É este também o argumento principal desenvolvido por Mariana Mazzucato, no seu livro The Entrepreneurial State: Debunking Public vs. Private Sector Myths (2013), que examina o papel central que o Estado, e as universidades públicas, têm desempenhado, na lenta produção de ciência que, mais tarde, está na origem das grandes inovações tecnológicas, dos computadores à Internet, das biotecnologias às tecnologias limpas, da automação à inteligência artificial.

Uma coisa é certa: ninguém conseguiu prever as grandes inovações do último século. Mas foi porque as universidades conseguiram criar ambientes para um trabalho lento, sem se renderem aos resultados imediatos, que estas inovações puderam acontecer. Hoje, todas as tecnologias têm uma base científica. A grande “utilidade” das universidades é trabalhar no que ainda não se sabe, nem se conhece, é permitir que esta base cresça, se desenvolva, frutifique. Os resultados chegarão mais tarde.

Ao mesmo tempo, o empreendedorismo trouxe uma distorção perigosa entre as diversas áreas universitárias, com a balança a pender para as engenharias/tecnologias/saúde em detrimento das artes e humanidades. É verdade que, desde há alguns anos, se vem falando de empreendedorismo social ou cultural, e até artístico e desportivo, mas se o original levanta reservas, a cópia é ainda pior.

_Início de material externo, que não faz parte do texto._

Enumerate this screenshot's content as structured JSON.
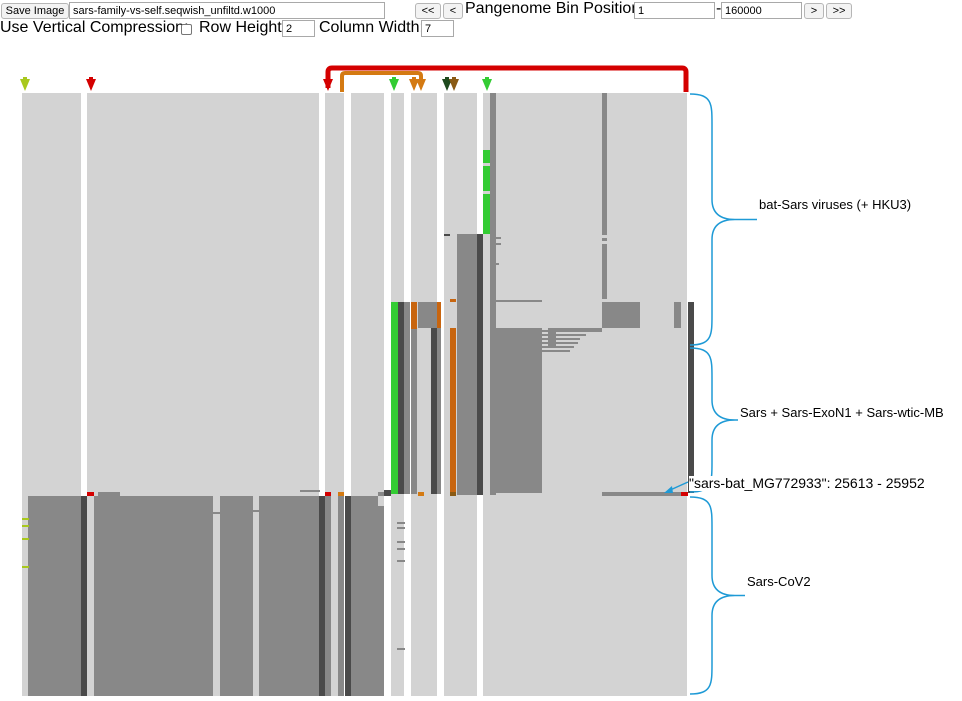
{
  "toolbar": {
    "save_image_label": "Save Image",
    "dataset_value": "sars-family-vs-self.seqwish_unfiltd.w1000",
    "first_label": "<<",
    "prev_label": "<",
    "bin_position_label": "Pangenome Bin Position:",
    "bin_start_value": "1",
    "range_separator": "-",
    "bin_end_value": "160000",
    "next_label": ">",
    "last_label": ">>",
    "vertical_compression_label": "Use Vertical Compression:",
    "vertical_compression_checked": false,
    "row_height_label": "Row Height:",
    "row_height_value": "2",
    "column_width_label": "Column Width:",
    "column_width_value": "7"
  },
  "annotations": {
    "group_1": "bat-Sars viruses (+ HKU3)",
    "group_2": "Sars + Sars-ExoN1 + Sars-wtic-MB",
    "group_3": "Sars-CoV2",
    "tooltip": "\"sars-bat_MG772933\": 25613 - 25952"
  },
  "colors": {
    "canvas_background": "#ffffff",
    "cell_light": "#d3d3d3",
    "cell_mid": "#888888",
    "cell_dark": "#4a4a4a",
    "link_red": "#d40000",
    "link_orange": "#d47a12",
    "link_green": "#33cc33",
    "link_yellow_green": "#a8c81e",
    "link_brown": "#8a5a14",
    "link_dark_green": "#1e4a1e",
    "highlight_green": "#33cc33",
    "highlight_orange": "#c8650f",
    "brace_blue": "#1e9ad6"
  }
}
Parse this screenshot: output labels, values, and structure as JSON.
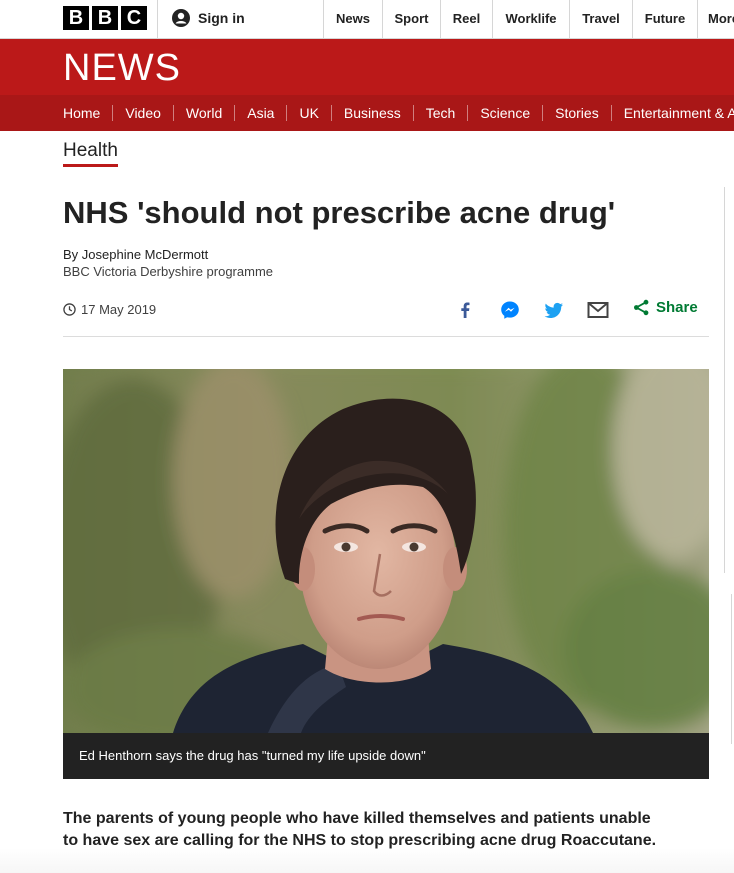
{
  "brand": {
    "logo_letters": [
      "B",
      "B",
      "C"
    ],
    "news_word": "NEWS"
  },
  "header": {
    "signin_label": "Sign in",
    "top_nav": [
      "News",
      "Sport",
      "Reel",
      "Worklife",
      "Travel",
      "Future",
      "More"
    ]
  },
  "section_nav": [
    "Home",
    "Video",
    "World",
    "Asia",
    "UK",
    "Business",
    "Tech",
    "Science",
    "Stories",
    "Entertainment & Arts"
  ],
  "article": {
    "section": "Health",
    "headline": "NHS 'should not prescribe acne drug'",
    "author": "By Josephine McDermott",
    "author_role": "BBC Victoria Derbyshire programme",
    "date": "17 May 2019",
    "share_label": "Share",
    "image_caption": "Ed Henthorn says the drug has \"turned my life upside down\"",
    "intro": "The parents of young people who have killed themselves and patients unable to have sex are calling for the NHS to stop prescribing acne drug Roaccutane."
  },
  "icons": {
    "user": "user-icon",
    "clock": "clock-icon",
    "facebook": "facebook-icon",
    "messenger": "messenger-icon",
    "twitter": "twitter-icon",
    "email": "email-icon",
    "share": "share-icon"
  },
  "colors": {
    "bbc_red": "#bb1919",
    "nav_red": "#a91717",
    "share_green": "#007a33",
    "facebook_blue": "#3b5998",
    "messenger_blue": "#0084ff",
    "twitter_blue": "#1da1f2",
    "caption_bg": "#222222"
  }
}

No princípio, era o tempo. Insisto: o negotium convida-nos ao tempo breve, rápido, o otium ao tempo longo, lento. A última década foi marcada pela apropriação, em Portugal, da agenda da modernização das universidades. Talvez ainda seja cedo para avaliar, com segurança, as consequências destas reformas. Mas nunca é cedo para pensar o lugar das universidades e o seu papel no futuro presente. É o que procurarei fazer na segunda parte, defendendo que, ao estabelecermos uma outra relação com o tempo, permitimos o surgimento de outras prioridades, estratégias e modos de organização.

Perante uma certa experiência científica, alguém perguntou: Mas para que é que isso serve? É conhecida a famosa réplica de Benjamin Franklin: E para que serve a criança que acabou de nascer? Louis Pasteur (1939) recorda esta história no seu bem conhecido discurso de 1854, para pedir que se dê tempo à criança: “É também assim como a descoberta teórica que tem apenas o mérito da existência. Ela desperta a esperança, e é tudo. Mas deixem-na cultivar-se, crescer, e então vereis no que se tornará.” (p. 131). É preciso dar tempo, devolver o tempo às universidades.

 

Segunda Parte: O otium das universidades

Para serem úteis, as universidades têm de inserir o tempo breve da “modernização” no tempo longo do trabalho pedagógico e científico. Não se trata de opor as quatro palavras da primeira parte a outras quaisquer palavras. O discurso dicotómico é fácil, mas reduz o pensamento a frases feitas. O que pretendo, isso sim, é prolongar e ampliar a maneira como as universidades são vistas e, infelizmente, como elas próprias se imaginam.

Assim, argumentarei em favor de quatro movimentos:

- Da empregabilidade à liberal education;

- Da excelência à valorização da pedagogia;

- Da empresarialização ao sentido de comunidade;

- Do empreendedorismo à responsabilidade pública.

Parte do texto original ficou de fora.